Gegen den am 1. Februar 2022 zugestellten Gerichtsbescheid hat der Kläger am 25. Februar 2022 Berufung eingelegt, mit der er sein Begehren nach Feststellung von Jahresendprämien für den Zeitraum vom 1. Juli 1973 bis 24. August 1989 weiterverfolgt. Zur Begründung führt er aus: Die Befragung des Zeugen U.... habe ergebe, dass der Kläger jährlich Jahresendprämien in Höhe von mindestens 950,00 Mark erhalten habe. Hiermit habe sich das Sozialgericht nicht auseinandergesetzt.

 

Der Kläger beantragt – sinngemäß und sachdienlich gefasst –,

 

den Gerichtsbescheid des Sozialgerichts Chemnitz vom 28. Januar 2022 aufzuheben und die Beklagte, unter Abänderung des Neufeststellungsbescheides vom 21. November 2016 in der Gestalt des Widerspruchsbescheides vom 5. April 2017, zu verurteilen, Jahresendprämien für den Zeitraum vom 1. Juli 1973 bis 24. August 1989 als zusätzliche Entgelte im Rahmen der nachgewiesenen Zusatzversorgungszeiten festzustellen.

 

Die Beklagte beantragt,

 

die Berufung zurückzuweisen.

 

Sie hält den angefochtenen Gerichtsbescheid für zutreffend und führt ergänzend aus: Dem beweisbelasteten Kläger sei es nicht gelungen, nachzuweisen oder glaubhaft zu machen, dass ihm in jedem einzelnen Kalenderjahr des Anspruchszeitraums überhaupt Jahresendprämien zugeflossen seien und wie hoch die Zahlbeträge tatsächlich seien.
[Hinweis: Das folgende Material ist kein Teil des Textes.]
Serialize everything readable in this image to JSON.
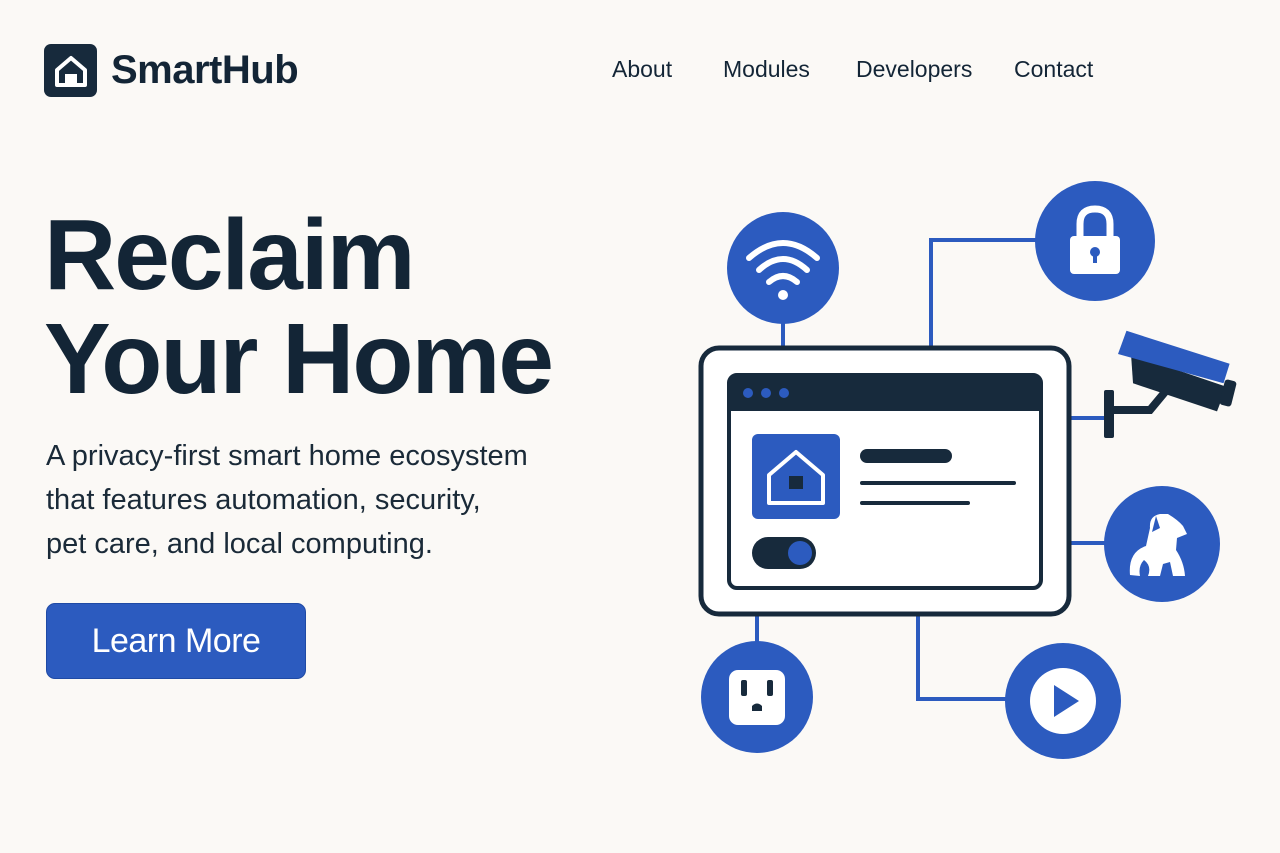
{
  "brand": {
    "name": "SmartHub",
    "logo_icon": "home-icon"
  },
  "nav": {
    "items": [
      {
        "label": "About"
      },
      {
        "label": "Modules"
      },
      {
        "label": "Developers"
      },
      {
        "label": "Contact"
      }
    ]
  },
  "hero": {
    "headline_line1": "Reclaim",
    "headline_line2": "Your Home",
    "subtitle_line1": "A privacy-first smart home ecosystem",
    "subtitle_line2": "that features automation, security,",
    "subtitle_line3": "pet care, and local computing.",
    "cta_label": "Learn More"
  },
  "illustration": {
    "icons": [
      "wifi-icon",
      "lock-icon",
      "security-camera-icon",
      "dog-icon",
      "power-outlet-icon",
      "play-icon",
      "home-icon",
      "toggle-switch-icon"
    ]
  },
  "colors": {
    "background": "#fbf9f6",
    "text": "#132536",
    "accent": "#2c5bbf",
    "dark": "#172a3c"
  }
}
Entgegen der Auffassung des Klägers sei bei einer nicht erfolgreichen Glaubhaftmachung nicht von einer Zahlbetragsuntergrenze nach einem sog. "Niederstwertprinzip" auszugehen.

 

Das Gericht hat arbeitsvertragliche Unterlagen vom Kläger angefordert.

 

Mit Schriftsätzen vom 12. Juli 2022 (Kläger) sowie vom 15. Juli 2022 (Beklagte) haben die Beteiligten jeweils ihr Einverständnis zur Entscheidung des Rechtsstreits durch Urteil ohne mündliche Verhandlung erklärt.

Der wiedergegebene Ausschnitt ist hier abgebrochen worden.